Spam: Safety practices and tips

  • Updated

While we strive to create a platform free of spam and other malicious behavior, we would like to offer you some tips on how to recognize potentially malicious Opportunity requests or Collaboration requests/ DMs.

  • Don't share your personal information, such as government issued ID numbers, birthdate, credit card or bank account numbers with people you don't know.
  • Don't enter usernames, passwords, or other personal information by clicking on external links. It's best to go to the website directly by typing it into your browser. You'll also want to make sure you're only entering this type of information during secure browsing sessions.
  • When expressing interest in Opportunities posted on Polywork, be wary of the poster asking you to send information to an email address that isn't associated with their respective company. The email domain should contain the actual company name, such as
  • When clicking on a link from an Opportunity posting, watch out for websites that seem unrelated to the original Opportunity posting or that ask for sensitive information (example: government ID) but don't use secure (https) browsing.
  • Check the poster’s Polywork profile and try research the poster/company outside of Polywork to validate information about them.
  • Use caution when clicking on links contained within messages. Malware can infiltrate your system if you click on a bad link.
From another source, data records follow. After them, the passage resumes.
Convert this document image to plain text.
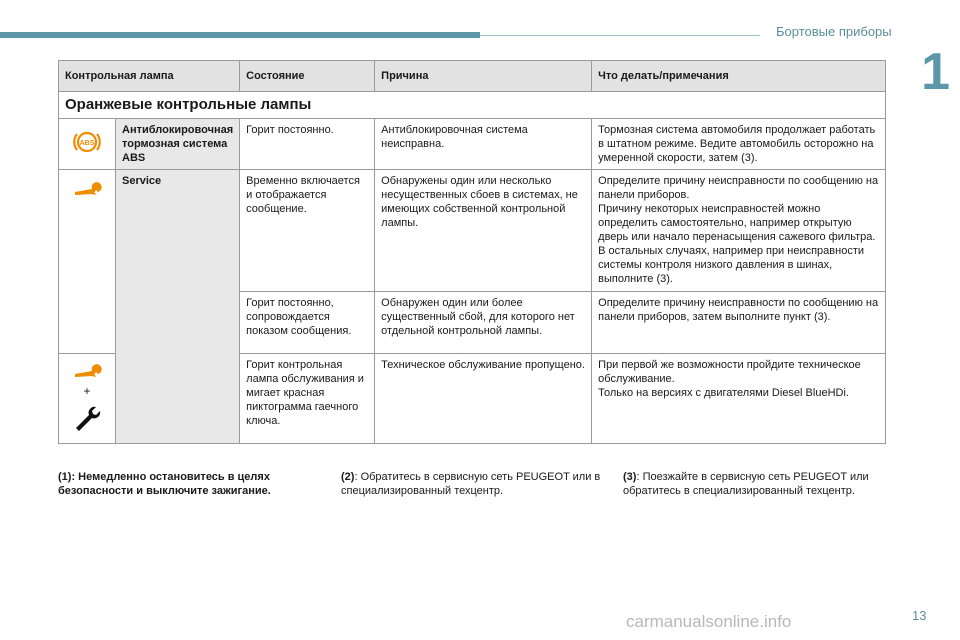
Бортовые приборы
1
Контрольная лампа		Состояние	Причина	Что делать/примечания
Оранжевые контрольные лампы				

ABS	Антиблокировочная тормозная система ABS	Горит постоянно.	Антиблокировочная система неисправна.	Тормозная система автомобиля продолжает работать в штатном режиме. Ведите автомобиль осторожно на умеренной скорости, затем (3).
	Service	Временно включается и отображается сообщение.	Обнаружены один или несколько несущественных сбоев в системах, не имеющих собственной контрольной лампы.	Определите причину неисправности по сообщению на панели приборов.
Причину некоторых неисправностей можно определить самостоятельно, например открытую дверь или начало перенасыщения сажевого фильтра.
В остальных случаях, например при неисправности системы контроля низкого давления в шинах, выполните (3).

		Горит постоянно, сопровождается показом сообщения.	Обнаружен один или более существенный сбой, для которого нет отдельной контрольной лампы.	Определите причину неисправности по сообщению на панели приборов, затем выполните пункт (3).

+		Горит контрольная лампа обслуживания и мигает красная пиктограмма гаечного ключа.	Техническое обслуживание пропущено.	При первой же возможности пройдите техническое обслуживание.
Только на версиях с двигателями Diesel BlueHDi.
(1): Немедленно остановитесь в целях безопасности и выключите зажигание.
(2): Обратитесь в сервисную сеть PEUGEOT или в специализированный техцентр.
(3): Поезжайте в сервисную сеть PEUGEOT или обратитесь в специализированный техцентр.
carmanualsonline.info	13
If you're suspicious, move your cursor over any link (without clicking on it) to verify that it's directing you to the real website.
  • Be cautious when sharing your business plan information and use your legal aid to discuss what can be shared before you do.
  • Be cautious when someone asks for personal information or money, or posts suspicious requirements.
  • Make sure you use our reporting process and learn how you can block the profile as well

Other helpful tips on what to be cautious about:

  • People asking you for money who you don’t know in person.
  • People asking you to send them money or gift cards to receive a loan, prize or other winnings.
  • Anyone asking you to pay a fee in order to apply for a job.
  • People asking you to move your conversation off Polywork to a less public or less secure setting, such as a separate email.
  • People claiming to be a friend or relative in an emergency.
  • Messages or posts with poor spelling and grammatical mistakes.
  • People or accounts directing you to a page to claim a prize.